Allianz GI’s ideas to avoid passing concessionary returns onto impact LPs

Balancing risk, return and maximum impact is ‘a lot of work’ and doable, says Matt Christensen, the asset manager’s global head of sustainable and impact investing.

The trade-off between impact and returns for the “bottom of the pyramid” – the poorest two-thirds of the global population – is not entirely fictitious, delegates at New Private MarketsImpact Investor Global Summit this month heard.

This supposedly inevitable trade-off often puts institutional investors off from impact investing, although many impact investors now see this as a myth that has been busted. Allianz Global Investors said it has a handful of ways to maximise impact while meeting institutional LPs’ expectations for risk-adjusted financial performance.
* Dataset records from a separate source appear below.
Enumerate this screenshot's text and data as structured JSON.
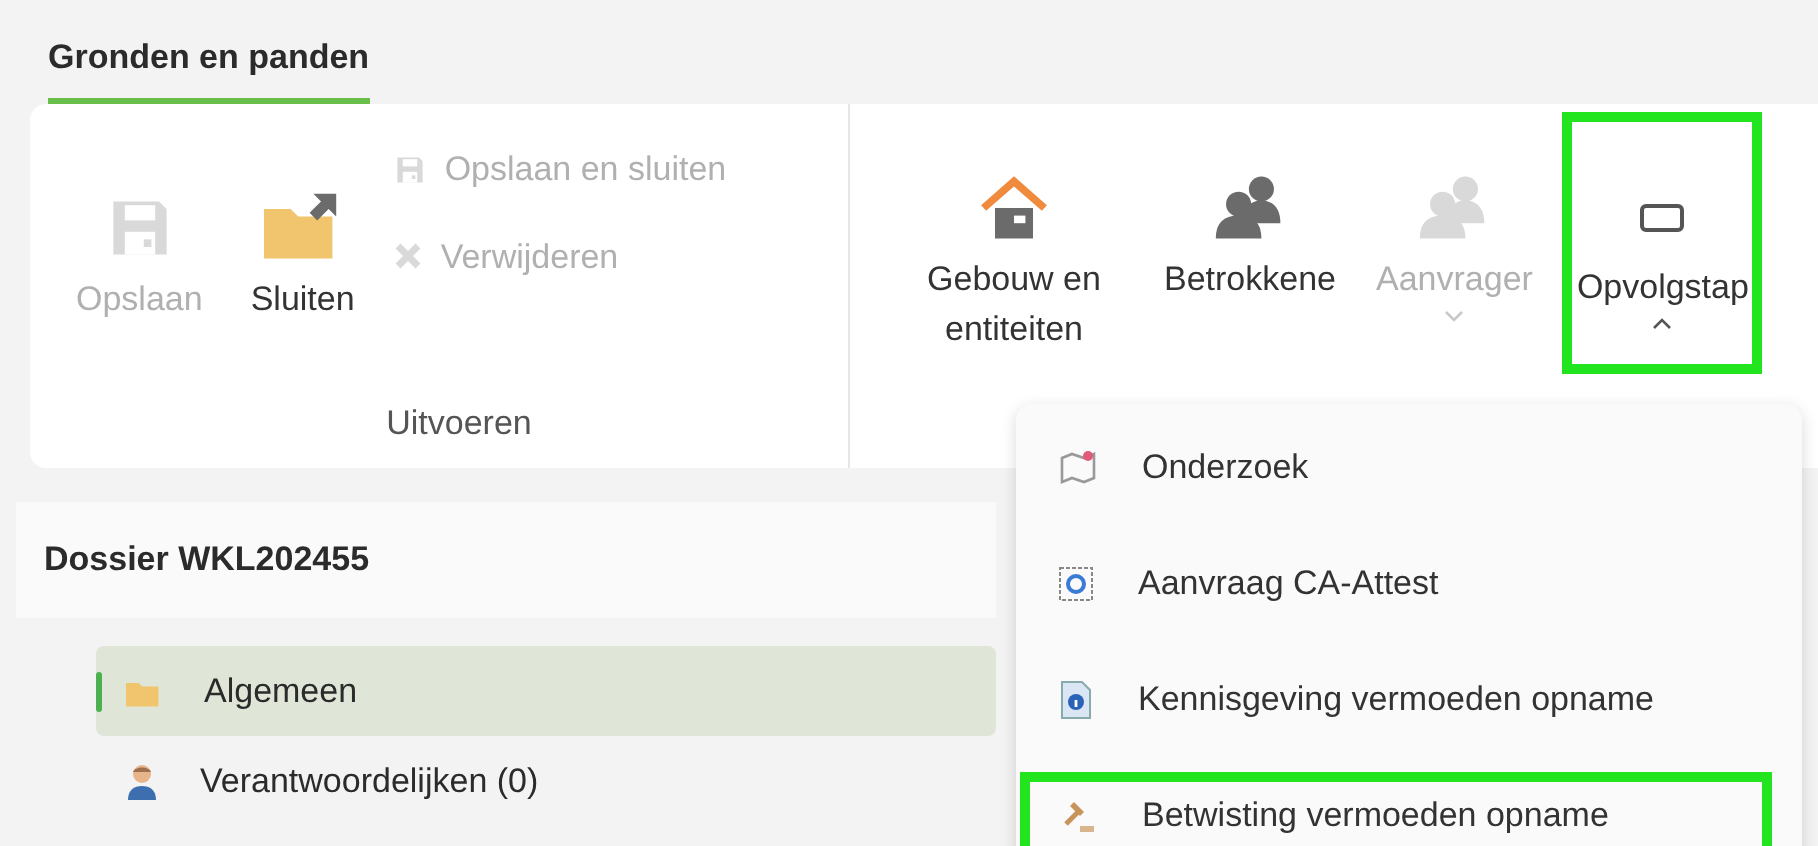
{
  "tab": {
    "label": "Gronden en panden",
    "selected": true
  },
  "ribbon": {
    "groups": [
      {
        "label": "Uitvoeren",
        "large_buttons": [
          {
            "kind": "save",
            "label": "Opslaan",
            "disabled": true
          },
          {
            "kind": "folder",
            "label": "Sluiten",
            "disabled": false
          }
        ],
        "small_buttons": [
          {
            "kind": "save",
            "label": "Opslaan en sluiten",
            "disabled": true
          },
          {
            "kind": "delete",
            "label": "Verwijderen",
            "disabled": true
          }
        ]
      },
      {
        "large_buttons": [
          {
            "kind": "house",
            "label": "Gebouw en entiteiten",
            "disabled": false
          },
          {
            "kind": "people",
            "label": "Betrokkene",
            "disabled": false
          },
          {
            "kind": "people",
            "label": "Aanvrager",
            "disabled": true,
            "expanded": false
          },
          {
            "kind": "frame",
            "label": "Opvolgstap",
            "disabled": false,
            "expanded": true,
            "highlighted": true
          }
        ]
      }
    ]
  },
  "dossier": {
    "title": "Dossier WKL202455",
    "items": [
      {
        "kind": "folder",
        "label": "Algemeen",
        "selected": true
      },
      {
        "kind": "person",
        "label": "Verantwoordelijken (0)",
        "selected": false
      }
    ]
  },
  "dropdown": {
    "items": [
      {
        "kind": "map",
        "label": "Onderzoek",
        "highlighted": false
      },
      {
        "kind": "refresh",
        "label": "Aanvraag CA-Attest",
        "highlighted": false
      },
      {
        "kind": "info",
        "label": "Kennisgeving vermoeden opname",
        "highlighted": false
      },
      {
        "kind": "gavel",
        "label": "Betwisting vermoeden opname",
        "highlighted": true
      }
    ]
  }
}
One method is “playing around with portfolio allocations”, said Matt Christensen, Allianz GI’s global head of sustainable and impact investing. “You can make some small trades within that composition” to include assets with higher impact and lower financial performance. Allianz GI does this for both direct investments into companies and fund commitments, said Christensen. The firm tells investor clients: “We are [delivering] a market rate return. That [does not mean] it is pure maximisation to the hilt”. This approach “gets the door open for dialogue” with clients about more concessionary impact investing.

Allianz GI also develops funds as “blended finance [strategies] and public-private partnerships”, said Christensen. Allianz GI has junior and senior tranches for emerging markets-focused private equity, private debt and venture capital funds. DFIs and investors with more risk appetite make up the junior tranches; the institutional investors in the senior tranches have more downside protection, which mitigates the lower projected returns, said Christensen. “Blended finance can be an effective tool, but it’s a lot of work.”

Christensen cited four vehicles that Allianz GI applies its blended finance approach to: Global Infrastructure Equity II, in market with a €1 billion target; Global Infrastructure and Energy Transition Debt, launched this year targeting €750 million; the Africa-focused Climate Action fund, in market and targeting €500 million; and AfricaGrow, a €200 million venture capital fund of funds that closed in 2019, according to NPM‘s database.